Juste pour info, pour remplacer juste un réacteur nucléaire de 900 M watts, il faut environ 750 éoliennes et à condition qu'il y ait suffisamment de vent ! ...
Peut être une solution miraculeuse, que chaque français pédale pendant une heure chaque jour pour générer de l’électricité journalière ! Que des avantages...
Réponse de le 10/01/2018 à 17:44 :
@ Chap : on travaille sur le réseau Entso-e qui regroupe 41 opérateurs de réseaux comme RTE en France et 34 pays et vous pouvez lire les rapports d'Entso-e qui vous confirmeront la très bonne stabilité et production de l'éolien dont on dispose de plus de 30 ans de données très précises. L'histoire du manque de vent n'est pas réaliste sur ce réseau et il y a toujours eu des échanges d'énergies entre pays. En plus le stockage nécessaire au nucléaire peut être bien plus délocalisé et prendre de nombreuses formes, économiques et à rendement élevé pour les énergies intermittentes. Donc là aussi c'est méconnaître les énergies. Enfin on arrive sous peu à des éoliennes de 12 et 15 MW (plus ensuite comme 50 MW à terme) et on va commencer a développer le parc offshore dont flottant au facteur de charge élevé. Votre chiffre de 750 éolienne par réacteur tombe alors à seulement environ 200 éoliennes et un prix du MWh encore plus bas. Le tout avec du matériel recyclable à près de 100% ce qui n'est pas le cas du nucléaire qui produit des montagnes de béton contaminé dont on ne sait toujours que faire. L'avantages tout critères confondus va donc nettement aux renouvelables qui de plus émettent moins de CO2 que le nucléaire au MWh produit. Les dirigeants d'EDF admettent qu'ils ne sont plus compétitifs face aux renouvelables type solaire et éolien. Il ne font donc plus regarder dans le rétroviseur mais la réalité actuelle et anticiper le futur proche qui est incontestablement renouvelable.

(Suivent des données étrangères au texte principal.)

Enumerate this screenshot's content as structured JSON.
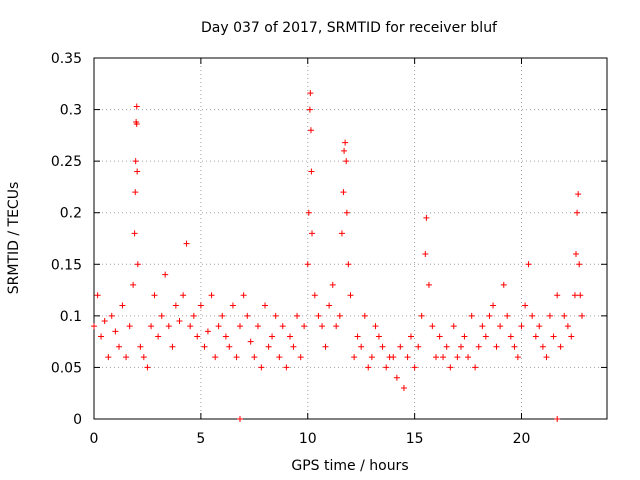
{
  "chart_data": {
    "type": "scatter",
    "title": "Day 037 of 2017, SRMTID for receiver bluf",
    "xlabel": "GPS time / hours",
    "ylabel": "SRMTID / TECUs",
    "xlim": [
      0,
      24
    ],
    "ylim": [
      0,
      0.35
    ],
    "xticks": [
      0,
      5,
      10,
      15,
      20
    ],
    "xtick_labels": [
      "0",
      "5",
      "10",
      "15",
      "20"
    ],
    "yticks": [
      0,
      0.05,
      0.1,
      0.15,
      0.2,
      0.25,
      0.3,
      0.35
    ],
    "ytick_labels": [
      "0",
      "0.05",
      "0.1",
      "0.15",
      "0.2",
      "0.25",
      "0.3",
      "0.35"
    ],
    "grid": true,
    "marker": "+",
    "color": "#ff0000",
    "series": [
      {
        "x": [
          0.0,
          0.17,
          0.33,
          0.5,
          0.67,
          0.83,
          1.0,
          1.17,
          1.33,
          1.5,
          1.67,
          1.83,
          1.9,
          1.93,
          1.95,
          1.97,
          2.0,
          2.0,
          2.02,
          2.05,
          2.17,
          2.33,
          2.5,
          2.67,
          2.83,
          3.0,
          3.17,
          3.33,
          3.5,
          3.67,
          3.83,
          4.0,
          4.17,
          4.33,
          4.5,
          4.67,
          4.83,
          5.0,
          5.17,
          5.33,
          5.5,
          5.67,
          5.83,
          6.0,
          6.17,
          6.33,
          6.5,
          6.67,
          6.83,
          7.0,
          7.17,
          7.33,
          7.5,
          7.67,
          7.83,
          8.0,
          8.17,
          8.33,
          8.5,
          8.67,
          8.83,
          9.0,
          9.17,
          9.33,
          9.5,
          9.67,
          9.83,
          10.0,
          10.05,
          10.1,
          10.12,
          10.15,
          10.17,
          10.2,
          10.33,
          10.5,
          10.67,
          10.83,
          11.0,
          11.17,
          11.33,
          11.5,
          11.6,
          11.67,
          11.7,
          11.75,
          11.8,
          11.83,
          11.9,
          12.0,
          12.17,
          12.33,
          12.5,
          12.67,
          12.83,
          13.0,
          13.17,
          13.33,
          13.5,
          13.67,
          13.83,
          14.0,
          14.17,
          14.33,
          14.5,
          14.67,
          14.83,
          15.0,
          15.17,
          15.33,
          15.5,
          15.55,
          15.67,
          15.83,
          16.0,
          16.17,
          16.33,
          16.5,
          16.67,
          16.83,
          17.0,
          17.17,
          17.33,
          17.5,
          17.67,
          17.83,
          18.0,
          18.17,
          18.33,
          18.5,
          18.67,
          18.83,
          19.0,
          19.17,
          19.33,
          19.5,
          19.67,
          19.83,
          20.0,
          20.17,
          20.33,
          20.5,
          20.67,
          20.83,
          21.0,
          21.17,
          21.33,
          21.5,
          21.67,
          21.83,
          22.0,
          22.17,
          22.33,
          22.5,
          22.55,
          22.6,
          22.65,
          22.7,
          22.75,
          22.83
        ],
        "y": [
          0.09,
          0.12,
          0.08,
          0.095,
          0.06,
          0.1,
          0.085,
          0.07,
          0.11,
          0.06,
          0.09,
          0.13,
          0.18,
          0.22,
          0.25,
          0.288,
          0.303,
          0.286,
          0.24,
          0.15,
          0.07,
          0.06,
          0.05,
          0.09,
          0.12,
          0.08,
          0.1,
          0.14,
          0.09,
          0.07,
          0.11,
          0.095,
          0.12,
          0.17,
          0.09,
          0.1,
          0.08,
          0.11,
          0.07,
          0.085,
          0.12,
          0.06,
          0.09,
          0.1,
          0.08,
          0.07,
          0.11,
          0.06,
          0.09,
          0.12,
          0.1,
          0.075,
          0.06,
          0.09,
          0.05,
          0.11,
          0.07,
          0.08,
          0.1,
          0.06,
          0.09,
          0.05,
          0.08,
          0.07,
          0.1,
          0.06,
          0.09,
          0.15,
          0.2,
          0.3,
          0.316,
          0.28,
          0.24,
          0.18,
          0.12,
          0.1,
          0.09,
          0.07,
          0.11,
          0.13,
          0.09,
          0.1,
          0.18,
          0.22,
          0.26,
          0.268,
          0.25,
          0.2,
          0.15,
          0.12,
          0.06,
          0.08,
          0.07,
          0.1,
          0.05,
          0.06,
          0.09,
          0.08,
          0.07,
          0.05,
          0.06,
          0.06,
          0.04,
          0.07,
          0.03,
          0.06,
          0.08,
          0.05,
          0.07,
          0.1,
          0.16,
          0.195,
          0.13,
          0.09,
          0.06,
          0.08,
          0.06,
          0.07,
          0.05,
          0.09,
          0.06,
          0.07,
          0.08,
          0.06,
          0.1,
          0.05,
          0.07,
          0.09,
          0.08,
          0.1,
          0.11,
          0.07,
          0.09,
          0.13,
          0.1,
          0.08,
          0.07,
          0.06,
          0.09,
          0.11,
          0.15,
          0.1,
          0.08,
          0.09,
          0.07,
          0.06,
          0.1,
          0.08,
          0.12,
          0.07,
          0.1,
          0.09,
          0.08,
          0.12,
          0.16,
          0.2,
          0.218,
          0.15,
          0.12,
          0.1
        ]
      }
    ],
    "points_at_zero": [
      6.83,
      21.67
    ]
  }
}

Réponse de le 11/01/2018 à 18:14 :
@ Mines Paris Tech : Je ne suis pas totalement convaincu par ce programme, car même s'il faut 200 éoliennes pour un réacteur de 900 MWH ( c'est pas encore fait, loin de là !), c'est énorme quand à la superficie pour déployer ces éoliennes...même en OFFSHORE !!!!!
Car l'enjeu majeur, c'est de fournir suffisamment d'électricité en fonction de la demande qui ne cesse de croitre ( notamment par exemple les voitures élrctriques...)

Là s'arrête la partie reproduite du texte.